While its pioneers expound microfinance's altruistic aims and present it as an unambiguous success story, there are those who argue that beyond the hype, microfinance has in reality changed little for the lives of the poor. Economic consultant Milford Bateman has been an outspoken critic of microfinance, blasting it in his recent book Why Doesn't Microfinance Work? Bateman points to new studies that show that over 80 per cent of microfinance is being used for consumptive credit and creates almost no new businesses, dismissing the romantic "rags-to-riches through enterprise" idealism that initially captured the public's imagination. Bateman goes so far as to suggest that microfinance could in fact be holding back developing nations' economies by promoting micro-enterprises that rarely grow beyond one person firms, restraining the development of proper industrial infrastructure.

Although long-term studies of microfinance's impact are lacking, the picture that emerges so far is one of people simply getting by, rather than escaping the clutches of poverty. Perhaps this isn't so surprising. After all, why should the simple extension of financial services suddenly provide the cure for poverty? Given that credit has the capacity to drag those who use it unwisely into cycles of deprivation, probably it's excessively optimistic to imagine that it could also be used to escape the very same fate.
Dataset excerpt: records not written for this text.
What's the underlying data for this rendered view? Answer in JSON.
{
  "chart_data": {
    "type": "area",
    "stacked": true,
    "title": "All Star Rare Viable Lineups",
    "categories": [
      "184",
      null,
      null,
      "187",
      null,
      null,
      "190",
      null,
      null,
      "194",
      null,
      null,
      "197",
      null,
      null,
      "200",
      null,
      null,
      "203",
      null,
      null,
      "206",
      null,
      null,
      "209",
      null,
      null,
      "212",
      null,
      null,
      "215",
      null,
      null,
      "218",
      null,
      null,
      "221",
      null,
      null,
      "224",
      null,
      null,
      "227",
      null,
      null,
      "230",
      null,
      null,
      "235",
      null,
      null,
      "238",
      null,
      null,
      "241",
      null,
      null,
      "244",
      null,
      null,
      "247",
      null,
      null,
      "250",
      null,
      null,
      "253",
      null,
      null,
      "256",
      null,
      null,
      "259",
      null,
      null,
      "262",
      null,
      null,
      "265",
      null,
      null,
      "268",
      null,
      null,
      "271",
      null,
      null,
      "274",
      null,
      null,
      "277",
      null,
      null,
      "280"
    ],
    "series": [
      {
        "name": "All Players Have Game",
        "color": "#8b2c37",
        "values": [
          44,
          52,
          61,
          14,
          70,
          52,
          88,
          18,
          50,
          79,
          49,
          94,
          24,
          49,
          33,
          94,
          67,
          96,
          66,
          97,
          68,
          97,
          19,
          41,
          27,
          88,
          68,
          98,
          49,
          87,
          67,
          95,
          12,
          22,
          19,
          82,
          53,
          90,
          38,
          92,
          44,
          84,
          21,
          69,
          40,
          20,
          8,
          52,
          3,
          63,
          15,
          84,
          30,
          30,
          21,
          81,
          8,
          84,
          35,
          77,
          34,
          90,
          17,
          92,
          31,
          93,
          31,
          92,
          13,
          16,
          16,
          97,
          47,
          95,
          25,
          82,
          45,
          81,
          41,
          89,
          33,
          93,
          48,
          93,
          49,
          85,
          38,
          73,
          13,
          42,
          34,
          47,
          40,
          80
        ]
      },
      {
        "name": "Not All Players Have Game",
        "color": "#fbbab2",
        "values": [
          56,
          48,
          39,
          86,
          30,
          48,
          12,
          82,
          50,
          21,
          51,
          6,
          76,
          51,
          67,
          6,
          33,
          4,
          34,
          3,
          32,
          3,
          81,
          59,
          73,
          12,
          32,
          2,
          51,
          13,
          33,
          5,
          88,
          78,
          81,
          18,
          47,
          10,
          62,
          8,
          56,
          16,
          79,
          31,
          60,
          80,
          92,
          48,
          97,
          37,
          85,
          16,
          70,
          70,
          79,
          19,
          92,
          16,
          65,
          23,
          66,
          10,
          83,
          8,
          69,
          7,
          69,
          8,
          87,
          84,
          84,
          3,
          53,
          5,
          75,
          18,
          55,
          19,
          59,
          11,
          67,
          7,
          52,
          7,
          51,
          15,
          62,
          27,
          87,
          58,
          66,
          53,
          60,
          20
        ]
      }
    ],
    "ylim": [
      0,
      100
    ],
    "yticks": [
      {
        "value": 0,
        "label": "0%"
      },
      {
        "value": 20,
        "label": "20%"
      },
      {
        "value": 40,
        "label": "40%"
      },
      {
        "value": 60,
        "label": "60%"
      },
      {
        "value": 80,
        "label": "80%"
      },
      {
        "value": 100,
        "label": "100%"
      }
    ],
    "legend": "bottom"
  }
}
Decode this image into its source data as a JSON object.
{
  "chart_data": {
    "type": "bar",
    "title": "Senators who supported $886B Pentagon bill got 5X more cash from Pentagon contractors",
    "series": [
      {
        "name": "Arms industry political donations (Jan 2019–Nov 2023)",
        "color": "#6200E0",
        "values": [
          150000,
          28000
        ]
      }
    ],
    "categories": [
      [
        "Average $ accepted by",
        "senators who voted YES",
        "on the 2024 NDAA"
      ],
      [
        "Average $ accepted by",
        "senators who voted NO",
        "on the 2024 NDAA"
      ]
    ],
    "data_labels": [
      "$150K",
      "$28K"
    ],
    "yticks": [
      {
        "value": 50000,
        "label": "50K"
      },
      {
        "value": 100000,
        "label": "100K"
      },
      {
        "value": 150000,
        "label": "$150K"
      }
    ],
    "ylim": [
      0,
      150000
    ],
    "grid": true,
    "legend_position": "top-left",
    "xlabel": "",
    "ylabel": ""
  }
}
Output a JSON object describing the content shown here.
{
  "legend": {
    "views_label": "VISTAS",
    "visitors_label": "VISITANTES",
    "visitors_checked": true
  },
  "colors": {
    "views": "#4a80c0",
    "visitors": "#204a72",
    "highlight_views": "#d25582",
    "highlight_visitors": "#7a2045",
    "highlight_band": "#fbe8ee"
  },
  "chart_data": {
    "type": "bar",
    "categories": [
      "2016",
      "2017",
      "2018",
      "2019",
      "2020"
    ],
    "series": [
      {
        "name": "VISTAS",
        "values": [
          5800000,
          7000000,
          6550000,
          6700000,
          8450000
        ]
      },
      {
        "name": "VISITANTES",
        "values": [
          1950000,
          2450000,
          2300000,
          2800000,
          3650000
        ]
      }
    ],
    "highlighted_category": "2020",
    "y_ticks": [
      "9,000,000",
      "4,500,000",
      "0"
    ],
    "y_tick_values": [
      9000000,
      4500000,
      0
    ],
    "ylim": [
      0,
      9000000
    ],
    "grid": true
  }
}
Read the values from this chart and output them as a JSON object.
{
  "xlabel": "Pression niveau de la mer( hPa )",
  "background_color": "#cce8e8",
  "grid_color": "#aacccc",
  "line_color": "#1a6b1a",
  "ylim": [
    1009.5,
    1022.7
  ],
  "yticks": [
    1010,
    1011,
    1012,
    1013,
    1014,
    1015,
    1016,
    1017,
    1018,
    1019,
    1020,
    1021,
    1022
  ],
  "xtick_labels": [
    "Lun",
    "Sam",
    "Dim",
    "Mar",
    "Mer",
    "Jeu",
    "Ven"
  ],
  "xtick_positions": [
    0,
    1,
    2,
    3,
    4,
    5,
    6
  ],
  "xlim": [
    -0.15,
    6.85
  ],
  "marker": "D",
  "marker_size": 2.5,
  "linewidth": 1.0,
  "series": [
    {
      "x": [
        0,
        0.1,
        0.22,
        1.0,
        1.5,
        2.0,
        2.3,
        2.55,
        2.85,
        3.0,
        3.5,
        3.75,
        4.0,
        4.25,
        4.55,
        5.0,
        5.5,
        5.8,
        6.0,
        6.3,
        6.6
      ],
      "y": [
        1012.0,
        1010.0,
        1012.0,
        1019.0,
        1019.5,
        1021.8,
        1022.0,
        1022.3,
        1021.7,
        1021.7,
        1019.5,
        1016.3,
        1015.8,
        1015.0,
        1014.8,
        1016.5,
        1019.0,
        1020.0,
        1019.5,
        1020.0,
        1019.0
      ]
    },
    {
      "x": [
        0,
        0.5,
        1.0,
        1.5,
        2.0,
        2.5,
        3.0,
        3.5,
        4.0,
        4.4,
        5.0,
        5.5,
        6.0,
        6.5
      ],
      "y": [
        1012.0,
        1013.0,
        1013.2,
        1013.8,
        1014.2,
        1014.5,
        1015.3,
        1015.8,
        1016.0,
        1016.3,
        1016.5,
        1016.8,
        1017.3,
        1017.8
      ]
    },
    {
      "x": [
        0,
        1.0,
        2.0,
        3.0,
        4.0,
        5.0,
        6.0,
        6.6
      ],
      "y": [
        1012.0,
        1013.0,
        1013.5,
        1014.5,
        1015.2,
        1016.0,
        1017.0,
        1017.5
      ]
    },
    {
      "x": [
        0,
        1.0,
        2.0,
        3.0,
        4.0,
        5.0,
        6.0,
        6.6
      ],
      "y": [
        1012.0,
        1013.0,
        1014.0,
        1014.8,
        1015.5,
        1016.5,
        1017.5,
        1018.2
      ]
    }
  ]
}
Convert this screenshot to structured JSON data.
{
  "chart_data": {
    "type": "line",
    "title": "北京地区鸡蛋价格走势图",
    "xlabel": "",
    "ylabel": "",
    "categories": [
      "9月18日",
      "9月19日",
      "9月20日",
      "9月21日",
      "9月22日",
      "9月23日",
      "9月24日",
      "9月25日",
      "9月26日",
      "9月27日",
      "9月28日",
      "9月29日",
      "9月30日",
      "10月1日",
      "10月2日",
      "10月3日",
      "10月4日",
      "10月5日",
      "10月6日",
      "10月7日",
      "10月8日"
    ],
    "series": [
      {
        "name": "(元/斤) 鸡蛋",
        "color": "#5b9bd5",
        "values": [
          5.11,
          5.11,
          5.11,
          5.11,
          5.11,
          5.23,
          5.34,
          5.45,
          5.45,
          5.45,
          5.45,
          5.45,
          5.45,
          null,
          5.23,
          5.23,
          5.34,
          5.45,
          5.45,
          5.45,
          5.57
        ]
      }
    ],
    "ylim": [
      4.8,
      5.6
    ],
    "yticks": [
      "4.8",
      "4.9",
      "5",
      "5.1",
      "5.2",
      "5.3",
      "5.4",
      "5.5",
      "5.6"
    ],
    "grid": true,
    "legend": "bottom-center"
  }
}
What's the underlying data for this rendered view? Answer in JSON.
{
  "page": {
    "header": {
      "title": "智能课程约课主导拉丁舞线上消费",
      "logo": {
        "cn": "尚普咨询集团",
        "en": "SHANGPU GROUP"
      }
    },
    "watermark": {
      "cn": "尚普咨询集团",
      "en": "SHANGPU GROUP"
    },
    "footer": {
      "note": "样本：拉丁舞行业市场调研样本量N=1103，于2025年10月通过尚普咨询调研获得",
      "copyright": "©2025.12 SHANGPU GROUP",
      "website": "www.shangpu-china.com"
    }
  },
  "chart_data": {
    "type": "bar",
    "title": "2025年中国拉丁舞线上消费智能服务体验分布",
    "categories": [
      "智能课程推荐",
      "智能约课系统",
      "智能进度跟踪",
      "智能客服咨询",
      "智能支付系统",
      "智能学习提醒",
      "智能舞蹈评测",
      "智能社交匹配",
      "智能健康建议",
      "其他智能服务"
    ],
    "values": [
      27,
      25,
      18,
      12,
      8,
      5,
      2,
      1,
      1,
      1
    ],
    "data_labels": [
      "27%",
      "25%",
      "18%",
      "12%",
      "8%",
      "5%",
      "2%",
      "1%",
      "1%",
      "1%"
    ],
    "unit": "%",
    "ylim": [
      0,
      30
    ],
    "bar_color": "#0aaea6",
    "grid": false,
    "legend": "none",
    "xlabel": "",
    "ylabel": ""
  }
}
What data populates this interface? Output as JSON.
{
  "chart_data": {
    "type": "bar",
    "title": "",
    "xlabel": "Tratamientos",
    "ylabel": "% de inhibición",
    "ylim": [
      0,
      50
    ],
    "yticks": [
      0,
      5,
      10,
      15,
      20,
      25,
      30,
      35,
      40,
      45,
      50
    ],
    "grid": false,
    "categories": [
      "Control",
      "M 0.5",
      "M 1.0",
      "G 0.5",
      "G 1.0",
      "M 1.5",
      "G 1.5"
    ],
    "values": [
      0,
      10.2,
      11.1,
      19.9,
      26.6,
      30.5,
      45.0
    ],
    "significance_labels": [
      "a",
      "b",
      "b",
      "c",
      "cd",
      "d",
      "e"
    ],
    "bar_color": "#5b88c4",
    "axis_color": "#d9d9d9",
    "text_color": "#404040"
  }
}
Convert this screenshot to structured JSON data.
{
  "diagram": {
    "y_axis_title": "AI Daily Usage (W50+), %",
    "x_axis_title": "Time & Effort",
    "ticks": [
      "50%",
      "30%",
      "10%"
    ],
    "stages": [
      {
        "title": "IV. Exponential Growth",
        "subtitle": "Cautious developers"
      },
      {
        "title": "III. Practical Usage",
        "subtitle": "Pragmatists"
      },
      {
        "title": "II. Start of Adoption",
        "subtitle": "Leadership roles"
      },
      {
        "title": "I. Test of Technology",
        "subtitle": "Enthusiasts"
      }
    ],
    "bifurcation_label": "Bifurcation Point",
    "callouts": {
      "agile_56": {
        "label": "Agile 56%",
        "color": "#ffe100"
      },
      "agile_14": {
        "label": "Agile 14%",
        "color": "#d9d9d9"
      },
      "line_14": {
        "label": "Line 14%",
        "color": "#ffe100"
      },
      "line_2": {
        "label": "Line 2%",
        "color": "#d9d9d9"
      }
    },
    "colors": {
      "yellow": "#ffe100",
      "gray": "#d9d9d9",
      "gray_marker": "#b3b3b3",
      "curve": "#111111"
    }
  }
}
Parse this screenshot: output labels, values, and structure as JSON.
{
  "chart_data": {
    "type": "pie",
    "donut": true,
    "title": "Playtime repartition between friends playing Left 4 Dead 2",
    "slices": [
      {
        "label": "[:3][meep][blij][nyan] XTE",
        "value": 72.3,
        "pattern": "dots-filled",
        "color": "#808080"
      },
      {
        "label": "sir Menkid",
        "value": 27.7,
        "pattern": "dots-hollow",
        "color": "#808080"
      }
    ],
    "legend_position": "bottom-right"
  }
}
But despite its detractors, it seems fair to say that microfinance has certainly improved the quality of life of millions of the world's poorest, even if just by providing them with access to low interest credit to escape the worst ravages of day-to-day poverty and misfortune. However, those looking for a magical development solution will be disappointed; microfinance may alleviate poverty to some extent, but it's unlikely to transform developing nations into industrial superpowers.

What is microfinance?

The provision of small loans and other financial services to low-income consumers - not just via credit, but also savings, insurance and other financial products.

Traditionally, this portion of society has been overlooked by the financial sector because the costs of managing these services to a client are largely fixed; it costs 100 times as much for banks to lend £1000 to 100 clients as it does to lend one client £100,000, yet the total revenue from both loans remains roughly the same to the bank, leaving little financial incentive to loan money to clients with little or no income.

In addition, the lack of collateral and previous lending history makes low-income clients a more risky prospect to potential mainstream creditors.